Zero-order baseline: samples each column independently from its empirical distribution.

Fits on the raw post-missingness data (metatransformer.post_missingness_strategy_dataset) and generates samples in the original data space without using the metatransformer pipeline. By construction this baseline preserves no inter-variable correlations — any decent generative model should outperform it on metrics that measure joint distributions (CorrelationSimilarity, ContingencySimilarity, downstream tasks).

Source code in src/nhssynth/modules/model/models/marginal.py
class Marginal(Model):
    """
    Zero-order baseline: samples each column independently from its empirical distribution.

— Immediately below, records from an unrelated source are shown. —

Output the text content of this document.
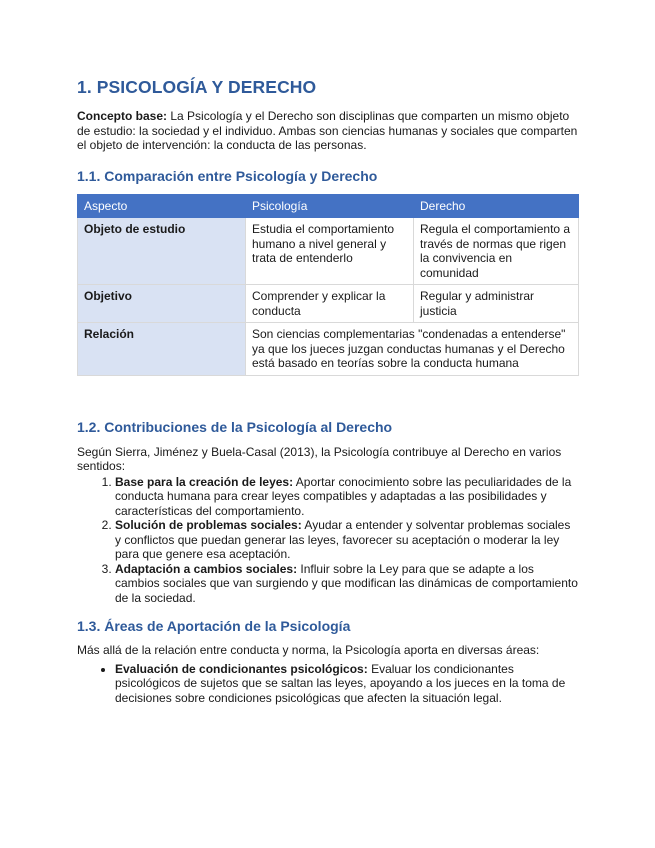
1. PSICOLOGÍA Y DERECHO

Concepto base: La Psicología y el Derecho son disciplinas que comparten un mismo objeto de estudio: la sociedad y el individuo. Ambas son ciencias humanas y sociales que comparten el objeto de intervención: la conducta de las personas.

1.1. Comparación entre Psicología y Derecho
Aspecto	Psicología	Derecho
Objeto de estudio	Estudia el comportamiento humano a nivel general y trata de entenderlo	Regula el comportamiento a través de normas que rigen la convivencia en comunidad
Objetivo	Comprender y explicar la conducta	Regular y administrar justicia
Relación	Son ciencias complementarias "condenadas a entenderse" ya que los jueces juzgan conductas humanas y el Derecho está basado en teorías sobre la conducta humana	
1.2. Contribuciones de la Psicología al Derecho

Según Sierra, Jiménez y Buela-Casal (2013), la Psicología contribuye al Derecho en varios sentidos:

1. Base para la creación de leyes: Aportar conocimiento sobre las peculiaridades de la conducta humana para crear leyes compatibles y adaptadas a las posibilidades y características del comportamiento.
2. Solución de problemas sociales: Ayudar a entender y solventar problemas sociales y conflictos que puedan generar las leyes, favorecer su aceptación o moderar la ley para que genere esa aceptación.
3. Adaptación a cambios sociales: Influir sobre la Ley para que se adapte a los cambios sociales que van surgiendo y que modifican las dinámicas de comportamiento de la sociedad.
1.3. Áreas de Aportación de la Psicología

Más allá de la relación entre conducta y norma, la Psicología aporta en diversas áreas:

• Evaluación de condicionantes psicológicos: Evaluar los condicionantes psicológicos de sujetos que se saltan las leyes, apoyando a los jueces en la toma de decisiones sobre condiciones psicológicas que afecten la situación legal.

    Fits on the raw post-missingness data (``metatransformer.post_missingness_strategy_dataset``)
    and generates samples in the original data space without using the metatransformer pipeline.
    By construction this baseline preserves no inter-variable correlations — any decent
    generative model should outperform it on metrics that measure joint distributions
    (CorrelationSimilarity, ContingencySimilarity, downstream tasks).
    """

    @classmethod
    def get_args(cls) -> list[str]:
        return []

    @classmethod
    def get_metrics(cls) -> list[str]:
        return []

    def train(self, num_epochs: int, patience: int, displayed_metrics: list, notebook_run: bool = False):
        self._start_training(num_epochs, patience, displayed_metrics, notebook_run)
        df = self.metatransformer.post_missingness_strategy_dataset
        self._col_values = {col: df[col].dropna().values for col in df.columns}
        self._finish_training(1)
        return 1, {}

    def generate(self, N: int = None) -> pd.DataFrame:
        N = N or self.nrows
        result = {col: np.random.choice(vals, size=N, replace=True) for col, vals in self._col_values.items()}
        return pd.DataFrame(result)

    def forward(self, *args, **kwargs):
        raise NotImplementedError("Marginal sampler has no forward pass")

    def save(self, filename: str) -> None:
        torch.save({"col_values": self._col_values}, filename)

    def load(self, path: str) -> None:
        data = torch.load(path)
        self._col_values = data["col_values"]